The White House wants to cut $15.8 billion from HHS in FY2027. That’s a 12.5% reduction from what Congress approved for this year — and a much more modest ask than the $33.3 billion, 26.2% slash it floated last year that lawmakers flatly rejected.

Congress held the line at $125.8 billion for FY2026. The administration is back with a smaller number and the same underlying agenda.

The centerpiece is still the Administration for a Healthy America. The proposed consolidation of CDC, HRSA and SAMHSA programs, the White House says, would save $5 billion by eliminating what it calls DEI-aligned and ideologically opposed spending. Congress didn’t fund the AHA last year either. About 18,000 HHS positions have already been cut while this fight plays out.

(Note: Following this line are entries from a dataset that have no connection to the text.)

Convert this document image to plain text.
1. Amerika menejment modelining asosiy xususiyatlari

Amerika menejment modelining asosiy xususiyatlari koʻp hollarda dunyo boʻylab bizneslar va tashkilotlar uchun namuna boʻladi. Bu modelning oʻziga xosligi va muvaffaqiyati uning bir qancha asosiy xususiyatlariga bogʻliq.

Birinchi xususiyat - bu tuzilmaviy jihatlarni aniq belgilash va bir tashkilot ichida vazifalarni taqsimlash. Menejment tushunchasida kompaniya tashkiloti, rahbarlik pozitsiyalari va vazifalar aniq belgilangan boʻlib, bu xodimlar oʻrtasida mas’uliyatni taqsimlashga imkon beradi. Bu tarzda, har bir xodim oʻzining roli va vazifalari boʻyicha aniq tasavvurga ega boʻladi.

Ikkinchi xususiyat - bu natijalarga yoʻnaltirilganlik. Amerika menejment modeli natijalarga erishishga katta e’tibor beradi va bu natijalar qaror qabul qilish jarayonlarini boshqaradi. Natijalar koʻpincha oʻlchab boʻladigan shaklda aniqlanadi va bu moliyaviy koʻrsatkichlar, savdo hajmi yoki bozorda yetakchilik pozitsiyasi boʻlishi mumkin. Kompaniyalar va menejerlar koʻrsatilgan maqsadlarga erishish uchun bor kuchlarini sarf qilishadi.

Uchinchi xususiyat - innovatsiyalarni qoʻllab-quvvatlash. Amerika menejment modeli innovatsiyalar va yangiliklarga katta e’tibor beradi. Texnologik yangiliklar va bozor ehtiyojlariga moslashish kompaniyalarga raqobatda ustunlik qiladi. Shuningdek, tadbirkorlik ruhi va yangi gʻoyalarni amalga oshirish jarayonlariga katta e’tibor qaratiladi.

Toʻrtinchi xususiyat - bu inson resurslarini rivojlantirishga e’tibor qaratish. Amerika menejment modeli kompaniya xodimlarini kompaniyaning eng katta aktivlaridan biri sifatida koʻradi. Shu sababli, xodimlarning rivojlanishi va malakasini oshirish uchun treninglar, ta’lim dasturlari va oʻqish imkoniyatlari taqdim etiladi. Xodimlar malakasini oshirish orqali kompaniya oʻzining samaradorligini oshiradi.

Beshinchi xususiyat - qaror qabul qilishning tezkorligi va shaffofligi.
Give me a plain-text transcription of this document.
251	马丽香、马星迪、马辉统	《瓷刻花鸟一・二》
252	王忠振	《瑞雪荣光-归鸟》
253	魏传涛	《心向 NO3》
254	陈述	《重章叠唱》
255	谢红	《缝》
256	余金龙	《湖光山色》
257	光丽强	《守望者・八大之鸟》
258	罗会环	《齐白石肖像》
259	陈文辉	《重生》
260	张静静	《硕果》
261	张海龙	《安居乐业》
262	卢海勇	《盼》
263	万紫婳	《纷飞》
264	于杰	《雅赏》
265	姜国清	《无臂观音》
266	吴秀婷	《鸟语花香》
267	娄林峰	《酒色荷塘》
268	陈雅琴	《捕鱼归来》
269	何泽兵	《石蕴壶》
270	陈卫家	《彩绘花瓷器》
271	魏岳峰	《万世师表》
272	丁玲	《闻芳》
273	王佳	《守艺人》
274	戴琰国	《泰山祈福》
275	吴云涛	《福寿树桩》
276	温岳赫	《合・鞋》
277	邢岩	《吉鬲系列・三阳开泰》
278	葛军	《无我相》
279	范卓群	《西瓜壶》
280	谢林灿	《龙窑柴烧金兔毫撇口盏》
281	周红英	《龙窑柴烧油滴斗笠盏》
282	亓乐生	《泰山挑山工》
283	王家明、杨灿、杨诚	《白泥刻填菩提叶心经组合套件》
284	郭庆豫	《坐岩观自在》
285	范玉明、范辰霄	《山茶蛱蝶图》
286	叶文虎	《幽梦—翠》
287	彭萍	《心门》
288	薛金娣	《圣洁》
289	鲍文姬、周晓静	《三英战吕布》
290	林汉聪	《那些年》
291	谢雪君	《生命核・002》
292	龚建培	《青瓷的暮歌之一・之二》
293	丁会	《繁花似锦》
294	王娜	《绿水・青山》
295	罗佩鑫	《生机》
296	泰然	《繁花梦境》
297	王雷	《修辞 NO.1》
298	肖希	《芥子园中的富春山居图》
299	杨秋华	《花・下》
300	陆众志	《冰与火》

NIH takes a $5 billion hit under the proposal, with three institutes on the chopping block. The targets: National Institute on Minority Health and Health Disparities, the Fogarty International Center and the National Center for Complementary and Integrative Health. The administration has already been terminating and freezing thousands of NIH grants where it has authority to act unilaterally — the budget request is the formal ask for more.

The ask dropped from $33.3 billion to $15.8 billion. But the cuts haven’t waited for Congress. Congress blocked the big swing.

Congress must pass FY2027 appropriations before October 1, 2026.